夜无眠的视线,被舆图上,一处名为“杜康寺”的地方,所牢牢吸引住。
杜康,本是一位能工巧匠,是古代酿酒的集大成者,后世,也逐渐成为了,“酒”的代名词。
曹操诗曰:何以解忧,唯有杜康!
从此以后,大家都知道,喝杜康酒,能解千般忧。
……
白鹤主人留下来的诗歌里,暗示了他隐居的所在:忘忧谷。
但南昌城附近,并没有一处,叫做“忘忧谷”的所在。
稍微关联一下,忘忧谷,是否就是杜康寺呢?
何以解忧,唯有杜康。
杜康能解忧,杜康寺,说不定就能忘忧。
寺中往往藏谷,以度过饥荒岁月。
大明太祖,在当年大家都没饭吃的时候,就是加入了皇觉寺,吃上了一口寺里的谷子,这才强撑过了最艰难的时刻,建立了煌煌大明。
因此这么说来,这忘忧谷,还真有可能就是杜康寺啊!
想到这里,夜无眠心神振奋了起来。
从舆图上来看,杜康寺,距离南昌城,还是有段距离的。
约在城北五十里处。
再次粗看过一遍舆图,再没有看到其他任何可疑的地名。
夜无眠深吸了一口气。
“反正去庐山,也是往北走,正好顺路。
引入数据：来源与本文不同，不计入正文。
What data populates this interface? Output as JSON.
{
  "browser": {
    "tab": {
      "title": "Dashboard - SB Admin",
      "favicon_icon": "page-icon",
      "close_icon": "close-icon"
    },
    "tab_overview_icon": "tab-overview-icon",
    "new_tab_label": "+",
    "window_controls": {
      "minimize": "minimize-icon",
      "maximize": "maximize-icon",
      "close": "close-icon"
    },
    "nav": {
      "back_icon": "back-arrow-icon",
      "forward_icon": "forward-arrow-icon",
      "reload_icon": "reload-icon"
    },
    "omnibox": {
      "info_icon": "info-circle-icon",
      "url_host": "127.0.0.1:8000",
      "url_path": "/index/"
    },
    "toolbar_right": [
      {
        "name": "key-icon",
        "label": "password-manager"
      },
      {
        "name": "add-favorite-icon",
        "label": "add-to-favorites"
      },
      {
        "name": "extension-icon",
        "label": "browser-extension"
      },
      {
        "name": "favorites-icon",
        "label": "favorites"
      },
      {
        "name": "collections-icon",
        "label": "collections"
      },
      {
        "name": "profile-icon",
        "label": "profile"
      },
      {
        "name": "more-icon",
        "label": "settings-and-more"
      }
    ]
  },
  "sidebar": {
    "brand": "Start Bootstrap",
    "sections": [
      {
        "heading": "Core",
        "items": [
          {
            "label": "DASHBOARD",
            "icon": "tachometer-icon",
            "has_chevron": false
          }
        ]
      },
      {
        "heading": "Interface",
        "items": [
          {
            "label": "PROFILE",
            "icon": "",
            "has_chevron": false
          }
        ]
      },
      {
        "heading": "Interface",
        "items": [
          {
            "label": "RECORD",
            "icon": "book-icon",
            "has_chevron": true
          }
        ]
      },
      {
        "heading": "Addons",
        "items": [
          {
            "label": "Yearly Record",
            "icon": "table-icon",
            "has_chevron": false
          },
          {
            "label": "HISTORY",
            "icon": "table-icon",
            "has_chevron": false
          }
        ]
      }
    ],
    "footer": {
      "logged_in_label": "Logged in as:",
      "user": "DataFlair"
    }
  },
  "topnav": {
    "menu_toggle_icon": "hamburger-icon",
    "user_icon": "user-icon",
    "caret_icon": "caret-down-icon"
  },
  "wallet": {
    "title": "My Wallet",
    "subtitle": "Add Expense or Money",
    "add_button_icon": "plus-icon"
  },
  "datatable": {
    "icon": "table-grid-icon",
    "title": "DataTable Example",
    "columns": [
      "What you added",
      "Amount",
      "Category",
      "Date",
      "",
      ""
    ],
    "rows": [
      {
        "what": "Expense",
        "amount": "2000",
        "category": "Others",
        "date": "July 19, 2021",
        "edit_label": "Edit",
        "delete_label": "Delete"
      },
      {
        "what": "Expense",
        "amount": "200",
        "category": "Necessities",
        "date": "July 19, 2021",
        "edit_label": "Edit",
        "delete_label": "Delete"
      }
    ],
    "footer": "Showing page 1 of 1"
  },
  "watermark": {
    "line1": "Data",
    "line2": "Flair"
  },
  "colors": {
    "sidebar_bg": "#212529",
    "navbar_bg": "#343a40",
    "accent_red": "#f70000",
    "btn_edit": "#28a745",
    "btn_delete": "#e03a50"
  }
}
”
“我便先去这杜康寺看看。若能在那里找到白鹤主人,那就再好不过。”
“如若不能,就放弃吧!”
事不宜迟!
天亮鸡叫后,天还是黑漆漆的。
南昌北城,城门大开,揉着睡眼的兵丁骂骂咧咧,在准备出城行人的好言好语催促中,不急不慢地,合力推开城门,放人出去。
夜无眠混在第一批出城的行人里,低调地出了城。
出城之后,一路留意,四下感知。
却并没有发现,附近有楚烟的踪迹。
“她昨日说告假半日,今晨即回。但是直到现在,还没有回来。我要不要等到她再走?”
城外一处小土包上,夜无眠站在最高处,有点犯难。
从内心的角度来讲,最近数月以来,因有楚烟的陪伴,这条本来难走又孤寂的江湖路,添了些许温情。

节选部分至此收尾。